Although I had named him Field Marshal Jango, we all called him Chinoo. He was a complete odd ball. He made up for what he lost in height with his personality. Mischievous to boot, he always got his way. Couple of days after he was a month old, I gave out an ad in our local newspaper the Times of India for adoption of the six puppies. Including him and his brethren - all mix breed. A young guy of 24 year living in Dahisar (close to where we stay) walked in one day to adopt a pup.

His mistake, he chose Chinoo. Adamant Chinoo barked, nipped and refused the invitation outright, he tore the trouser leg of this visitor completely. Eventually, the visitor laughed and requested my sister not to give him away, for this dog was precious and had expressed quiet well that my sister was his owner and no one else could take this place. Eventually she gave away four pups, keeping back two, the first born Chinoo and the last born the youngest Snowy, his sister (cause she was and still is pure white in colour) in her family. They became the newest members of her family.
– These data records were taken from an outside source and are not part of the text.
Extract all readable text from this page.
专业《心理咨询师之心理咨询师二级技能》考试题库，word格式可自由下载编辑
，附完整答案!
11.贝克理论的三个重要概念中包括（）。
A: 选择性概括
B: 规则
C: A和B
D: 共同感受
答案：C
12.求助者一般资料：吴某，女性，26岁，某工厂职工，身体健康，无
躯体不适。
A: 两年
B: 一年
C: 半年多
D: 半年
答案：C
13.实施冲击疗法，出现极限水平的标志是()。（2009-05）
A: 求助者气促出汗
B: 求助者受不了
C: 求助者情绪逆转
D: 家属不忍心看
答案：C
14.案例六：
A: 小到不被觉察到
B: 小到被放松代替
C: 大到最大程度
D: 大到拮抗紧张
(Well, it seems appropriate that I mention here that one of the male dogs given to a Sepoy in Central Excise Department, died ten months after Chinoo died. He was being kept on a chicken farm near Pune, Maharashtra and was bitten by a poisonous snake, the doctors could not really decipher which antidote to administer he treatment in time. Maybe if he had been in the city he could have survived.) My sister had kept insisting that it was a mistake to breed my male dog with her female dog was a mistake. She kept insisting that we will not be able to give them all a loving and caring home. The two female pups are living pretty far from where we stay, and there is almost no news except a call that we make once in a while. One pup stays close to our place and has now become a father to four pups. He has shifted base from the city and is staying on a farm with his large family close to his owner’s father.

Chinoo, means Chinese in Hindi, a name given to him, cause someone in the family found his eyes too close to his forehead which gave him a little flat and chinky look. His sister Snowy, the last born in the litter of six , all of whom had a combination of black, white and golden hairs. She was pure pink in colour when born and is white where her hair covers her but pink in places not covered.
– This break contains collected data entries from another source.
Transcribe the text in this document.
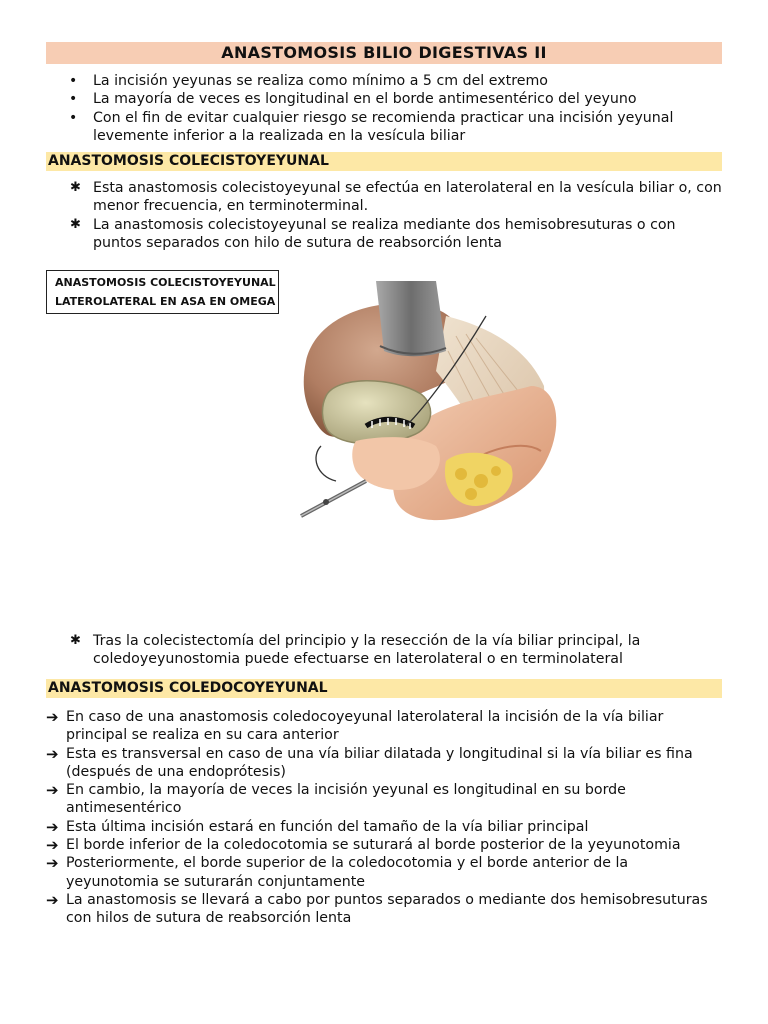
ANASTOMOSIS BILIO DIGESTIVAS II
• La incisión yeyunas se realiza como mínimo a 5 cm del extremo
• La mayoría de veces es longitudinal en el borde antimesentérico del yeyuno
• Con el fin de evitar cualquier riesgo se recomienda practicar una incisión yeyunal levemente inferior a la realizada en la vesícula biliar
ANASTOMOSIS COLECISTOYEYUNAL
✱ Esta anastomosis colecistoyeyunal se efectúa en laterolateral en la vesícula biliar o, con menor frecuencia, en terminoterminal.
✱ La anastomosis colecistoyeyunal se realiza mediante dos hemisobresuturas o con puntos separados con hilo de sutura de reabsorción lenta
✱ Tras la colecistectomía del principio y la resección de la vía biliar principal, la coledoyeyunostomia puede efectuarse en laterolateral o en terminolateral
ANASTOMOSIS COLEDOCOYEYUNAL
➔ En caso de una anastomosis coledocoyeyunal laterolateral la incisión de la vía biliar principal se realiza en su cara anterior
➔ Esta es transversal en caso de una vía biliar dilatada y longitudinal si la vía biliar es fina (después de una endoprótesis)
➔ En cambio, la mayoría de veces la incisión yeyunal es longitudinal en su borde antimesentérico
➔ Esta última incisión estará en función del tamaño de la vía biliar principal
➔ El borde inferior de la coledocotomia se suturará al borde posterior de la yeyunotomia
➔ Posteriormente, el borde superior de la coledocotomia y el borde anterior de la yeyunotomia se suturarán conjuntamente
➔ La anastomosis se llevará a cabo por puntos separados o mediante dos hemisobresuturas con hilos de sutura de reabsorción lenta
ANASTOMOSIS COLECISTOYEYUNAL
LATEROLATERAL EN ASA EN OMEGA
Chinoo had floppy ears, one that fell over his ear and the other almost stood sideways, giving him sort of a wonky look that made him look as though he was born mischievous. Short legs, a tailed that curled around twice and remained tight against his back, and would spring back into shape no matter how long we held it straight out. He walked with pride, his head always held high. His only problem was, he could never hold his bladder for long and always needed to go ‘every hour on the hour’ for a pee.

He usually sat with his head on his paws, and could remain asleep for hour’s altogether; no amount of noise from the TV would wake him. But an intruder's knock on the door and he would be on his feet, growling and barking. He would stop only to wag his tail if the visitor was known to him. He never slept at night, no matter what time you got up, he would be awake, to keep an eye on things and give you company.
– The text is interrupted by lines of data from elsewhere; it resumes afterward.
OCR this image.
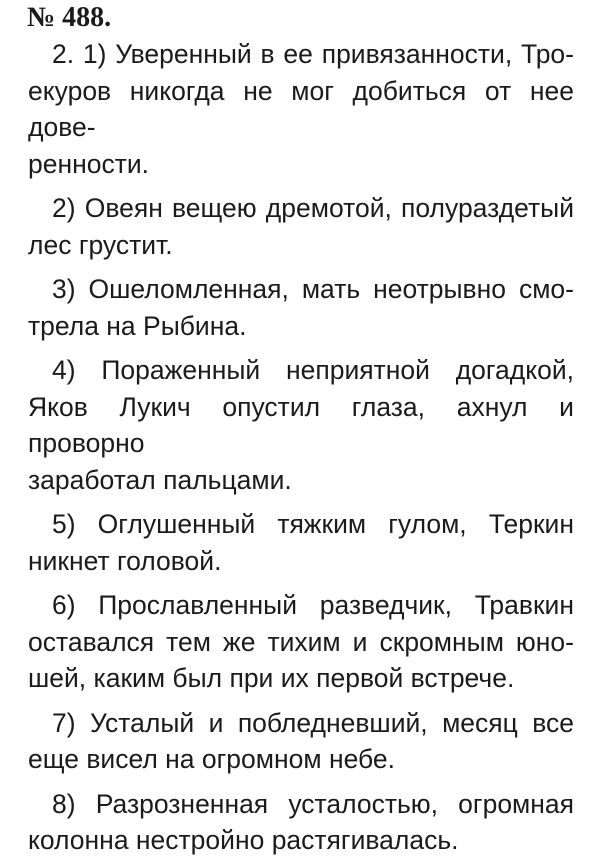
№ 488.
2. 1) Уверенный в ее привязанности, Тро-
екуров никогда не мог добиться от нее дове-
ренности.
2) Овеян вещею дремотой, полураздетый
лес грустит.
3) Ошеломленная, мать неотрывно смо-
трела на Рыбина.
4) Пораженный неприятной догадкой,
Яков Лукич опустил глаза, ахнул и проворно
заработал пальцами.
5) Оглушенный тяжким гулом, Теркин
никнет головой.
6) Прославленный разведчик, Травкин
оставался тем же тихим и скромным юно-
шей, каким был при их первой встрече.
7) Усталый и побледневший, месяц все
еще висел на огромном небе.
8) Разрозненная усталостью, огромная
колонна нестройно растягивалась.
He loved one person fiercely and that was my sister. He always waited for her to sit crossed legged on the floor, and he would promptly find a reason to jump into her lap and cover himself with her dress. Pick himself and work his paws on the dress and settle down again, closing his eyes and catching a nap. There was no way he could be forced to move till he finished his nap.

He had a glint in his eyes that stole everyone's heart. I noticed many people getting irritated with his behaviour, going to pee every hour, growling and barking incessantly when he did not like somebody, but no amount of anger and reprimand could dissuade him from doing exactly what he wanted to do. He jumped, ran and scrambled all over the house, the entire a one storey cottage space. No corner was left un-smelt and untouched. There was no barrier that could stop him - the sofa was meant to be jumped over to reach the window and the grill. People were meant to be scared with a speed run that imitated an express train coming towards you but halted just in time.

Each escapade brought a nervous laughter from the newcomers and the householders. For they knew he meant no harm, it was his way of playing games and may be it was a 'test of strength of character'. This seemed to hold a lot of importance for this tiny dog.